U.S. corporations are currently storing roughly $2 trillion in profits offshore and Obama wants to tap into that money through a one-time 14 percent repatriation tax and a 19 percent minimum tax on future foreign earnings. Republican lawmakers haven’t embraced  Obama’s foreign profits tax proposals warmly, but the plan’s similarity to ideas pitched by some in the GOP may set it as an opening bid for business tax reform, particularly since House Ways and Means Chairman Paul Ryan wants to start the reform process by summer’s end.

The similarity between Obama’s plan and one pitched by former Republican House Ways and Means Committee chairman Dave Camp shows there is some space for negotiation — space that will be crucial as Ryan tries to solidify reform efforts in the coming months.

Obama unveiled his international tax plan as part of his 2016 budget blueprint, which the White House released at the beginning of the month. Under the plan, U.S. companies will no longer be allowed to defer taxes on their foreign earnings until they are returned to the U.S. Instead, corporations would pay a one-time tax of 14 percent on so-far untaxed offshore profits and a minimum tax of 19 percent on future earnings.

According to the budget, the 14 percent repatriation tax could raise $268 billion to help pay for a $478 billion, six-year reauthorization of the Highway Trust Fund, which is expected to run out of money in June. The minimum 19 percent tax would raise $206 billion over 10 years, the budget says.

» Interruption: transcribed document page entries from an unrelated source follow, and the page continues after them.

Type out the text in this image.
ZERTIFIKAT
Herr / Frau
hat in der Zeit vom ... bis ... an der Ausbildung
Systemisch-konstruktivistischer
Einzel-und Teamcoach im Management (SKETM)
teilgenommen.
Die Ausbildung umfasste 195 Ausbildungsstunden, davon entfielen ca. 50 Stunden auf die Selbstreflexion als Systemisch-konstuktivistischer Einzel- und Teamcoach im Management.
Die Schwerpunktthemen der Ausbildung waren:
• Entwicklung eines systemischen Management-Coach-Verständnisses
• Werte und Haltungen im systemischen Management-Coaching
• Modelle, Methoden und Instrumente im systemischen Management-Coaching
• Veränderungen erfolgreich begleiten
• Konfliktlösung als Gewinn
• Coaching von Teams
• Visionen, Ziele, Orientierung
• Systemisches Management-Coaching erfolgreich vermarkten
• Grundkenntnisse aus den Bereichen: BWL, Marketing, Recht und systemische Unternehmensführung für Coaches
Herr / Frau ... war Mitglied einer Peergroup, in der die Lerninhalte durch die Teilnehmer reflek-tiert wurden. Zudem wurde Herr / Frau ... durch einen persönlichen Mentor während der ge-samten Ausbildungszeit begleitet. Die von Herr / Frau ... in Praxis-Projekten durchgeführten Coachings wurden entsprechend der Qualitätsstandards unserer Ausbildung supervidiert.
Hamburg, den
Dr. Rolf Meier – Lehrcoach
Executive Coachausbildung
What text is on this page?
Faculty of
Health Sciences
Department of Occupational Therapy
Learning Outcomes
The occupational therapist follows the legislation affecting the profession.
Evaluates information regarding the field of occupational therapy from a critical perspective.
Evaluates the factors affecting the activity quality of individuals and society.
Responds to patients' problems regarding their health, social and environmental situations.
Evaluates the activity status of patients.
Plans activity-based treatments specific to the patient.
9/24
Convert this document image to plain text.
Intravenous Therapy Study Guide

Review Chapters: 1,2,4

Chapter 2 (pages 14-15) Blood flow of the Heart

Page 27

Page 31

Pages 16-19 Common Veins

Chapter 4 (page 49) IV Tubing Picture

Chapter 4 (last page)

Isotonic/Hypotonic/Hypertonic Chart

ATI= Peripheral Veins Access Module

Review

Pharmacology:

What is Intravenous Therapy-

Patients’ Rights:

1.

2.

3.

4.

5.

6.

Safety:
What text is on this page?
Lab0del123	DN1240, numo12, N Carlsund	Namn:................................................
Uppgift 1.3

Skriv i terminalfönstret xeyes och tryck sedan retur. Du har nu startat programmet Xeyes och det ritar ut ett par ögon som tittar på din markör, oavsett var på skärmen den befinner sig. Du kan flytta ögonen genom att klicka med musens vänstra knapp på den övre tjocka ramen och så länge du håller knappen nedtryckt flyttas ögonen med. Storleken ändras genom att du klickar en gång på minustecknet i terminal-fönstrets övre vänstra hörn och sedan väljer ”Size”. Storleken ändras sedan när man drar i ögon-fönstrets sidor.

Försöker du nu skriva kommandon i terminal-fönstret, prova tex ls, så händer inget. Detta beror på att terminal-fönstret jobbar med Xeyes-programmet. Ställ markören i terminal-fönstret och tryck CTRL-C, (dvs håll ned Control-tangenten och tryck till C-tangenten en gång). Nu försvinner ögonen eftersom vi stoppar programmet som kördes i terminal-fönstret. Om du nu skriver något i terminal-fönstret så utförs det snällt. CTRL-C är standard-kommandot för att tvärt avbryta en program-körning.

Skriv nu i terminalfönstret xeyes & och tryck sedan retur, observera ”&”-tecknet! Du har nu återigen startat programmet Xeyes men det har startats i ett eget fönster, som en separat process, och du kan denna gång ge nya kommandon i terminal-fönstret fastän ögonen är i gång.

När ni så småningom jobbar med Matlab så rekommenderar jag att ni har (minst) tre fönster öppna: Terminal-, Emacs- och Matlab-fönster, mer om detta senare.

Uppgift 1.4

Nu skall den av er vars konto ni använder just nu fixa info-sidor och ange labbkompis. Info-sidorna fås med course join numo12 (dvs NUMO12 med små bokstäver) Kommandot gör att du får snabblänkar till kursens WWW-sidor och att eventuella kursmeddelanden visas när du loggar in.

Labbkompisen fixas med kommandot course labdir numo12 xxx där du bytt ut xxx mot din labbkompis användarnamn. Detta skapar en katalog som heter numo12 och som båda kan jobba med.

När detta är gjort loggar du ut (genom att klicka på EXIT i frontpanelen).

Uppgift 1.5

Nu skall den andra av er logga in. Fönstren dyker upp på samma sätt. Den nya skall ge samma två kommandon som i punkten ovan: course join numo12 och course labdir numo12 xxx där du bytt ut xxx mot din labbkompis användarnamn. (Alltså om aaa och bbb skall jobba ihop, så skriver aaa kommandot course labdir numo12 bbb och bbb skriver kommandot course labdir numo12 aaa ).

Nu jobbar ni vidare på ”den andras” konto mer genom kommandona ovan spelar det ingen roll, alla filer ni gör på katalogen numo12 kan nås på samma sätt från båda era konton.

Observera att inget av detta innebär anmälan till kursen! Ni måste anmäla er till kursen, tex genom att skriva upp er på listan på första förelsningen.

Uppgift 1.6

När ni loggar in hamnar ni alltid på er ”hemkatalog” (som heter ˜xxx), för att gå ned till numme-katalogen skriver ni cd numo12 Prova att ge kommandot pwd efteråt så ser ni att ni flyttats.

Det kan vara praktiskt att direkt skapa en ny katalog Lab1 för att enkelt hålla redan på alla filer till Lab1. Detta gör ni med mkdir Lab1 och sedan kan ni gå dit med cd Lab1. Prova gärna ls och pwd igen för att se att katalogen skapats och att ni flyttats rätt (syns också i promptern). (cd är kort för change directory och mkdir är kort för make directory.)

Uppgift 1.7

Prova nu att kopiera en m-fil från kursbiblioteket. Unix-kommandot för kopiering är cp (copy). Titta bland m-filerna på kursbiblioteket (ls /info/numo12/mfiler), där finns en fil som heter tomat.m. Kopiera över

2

By way of comparison, Dave Camp proposed an 8.75 percent repatriation tax in a comprehensive tax reform proposal he released last year. Camp also wanted to place a minimum 15 percent tax on companies’ intangible earnings, regardless of where they were earned.

Meanwhile, Sens. Rand Paul, R-Ky., and Barbara Boxer, D-Calif., also support a repatriation tax, albeit at a much smaller 6.5 percent rate. At the end of January, the bipartisan duo introduced legislation that would give companies five years to bring their deferred offshore earnings back to the U.S. and would use that revenue to fill the Highway Trust Fund, much like the Obama proposal would.

Meanwhile, it does appear that both sides of the aisle are seriously considering some sort of comprehensive reform plan, which could be aided by the similarities in Camp and Obama’s international tax proposals.